Czyli przeglądu fury nie trzeba robić ? ja mam dwie kartki a4 od LPG
Paweł J. - 2010-10-14, 19:15

archeolog napisał/a:
Czyli przeglądu fury nie trzeba robić ?

Ja nie robiłem. Być moze to zalezy od gazownika i od tego jakie kwity jest w stanie wypisać...tzn jakie ma uprawnienia-tego nie wiem :mysli: Być może przegląd jest konieczny a ja np dostałem go w "bonusie" od gaziarza, tego nie pamiętam. Wiem tyko że dostałem gotowe kwity i za złożenie ich w wydziale komunikacji dostałem pieczątkę.

archeolog, najlepiej jak się przejdziesz do swojego wydziału komunikacji i tam Ci powiedzą czy dostaniesz pieczątkę na gaz za te papiery, które posiadasz.

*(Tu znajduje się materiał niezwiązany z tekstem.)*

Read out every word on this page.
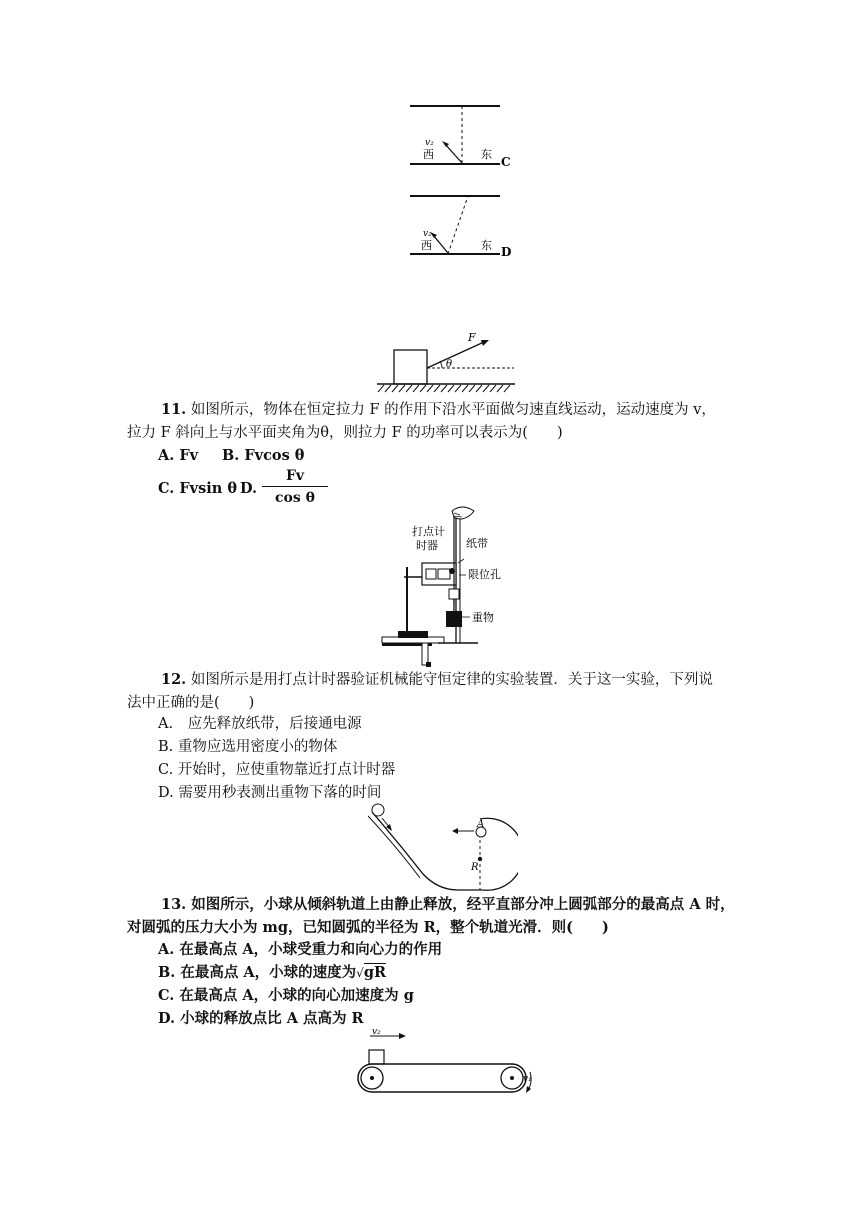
v₂
西	东
C
v₂
西	东 D
F
θ

11. 如图所示，物体在恒定拉力 F 的作用下沿水平面做匀速直线运动，运动速度为 v，

拉力 F 斜向上与水平面夹角为θ，则拉力 F 的功率可以表示为(　　)

A. Fv B. Fvcos θ
C. Fvsin θ D.
Fv
cos θ
打点计
时器	纸带
限位孔
重物

12. 如图所示是用打点计时器验证机械能守恒定律的实验装置．关于这一实验，下列说

法中正确的是(　　)

A.　应先释放纸带，后接通电源
B. 重物应选用密度小的物体
C. 开始时，应使重物靠近打点计时器
D. 需要用秒表测出重物下落的时间
A
R

13. 如图所示，小球从倾斜轨道上由静止释放，经平直部分冲上圆弧部分的最高点 A 时，

对圆弧的压力大小为 mg，已知圆弧的半径为 R，整个轨道光滑．则(　　)

A. 在最高点 A，小球受重力和向心力的作用
B. 在最高点 A，小球的速度为√gR
C. 在最高点 A，小球的向心加速度为 g
D. 小球的释放点比 A 点高为 R
v₂
v₁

zlotykamil - 2010-10-14, 22:44

archeolog napisał/a:
a instalacja lpg była 'niewidzialna "

nie czaje dlaczego? osczednosci?

archeolog - 2010-10-15, 13:01

No bo nie mam wbitej w dowód wiec jest nie legalna dla diagnosty ...Sam sie gubię w tej procedurze bo juz kilka wersji słyszałem
Poldi - 2010-10-16, 16:13

Przechodziłem przez to. Założyłem gaz krótko po zrobionych badaniach i jeździłem i jeździłem bez wbitej pieczątki "gaz". Po prawie roku od instalacji gazu, 2 dni po tym jak minęła data przeglądu pojechałem do stacji kontroli i diagnosta odmówił badania. Stwierdził, że badanie może wykonać dopiero wtedy kiedy w wydziale komunikacji wbiją mi gaz w dowód. Pojechałem więc do wydziału komunikacji i nie wbili mi pieczątki bo nie ma badań. Kółko zamknięte:). Pojechałem więc do innego diagnosty i stwierdził, że zrobi badanie ale nie potwierdzi go pieczątką w dowodzie tylko wystawi zaświadczenie po badaniu, że auto jest sprawne. Pojechałem do wydziału komunikacji z tym zaświadczeniem i dopiero wbili pieczątkę z gazem. Następnie wróciłem do diagnosty i on wbił swoją pieczątke w dowód.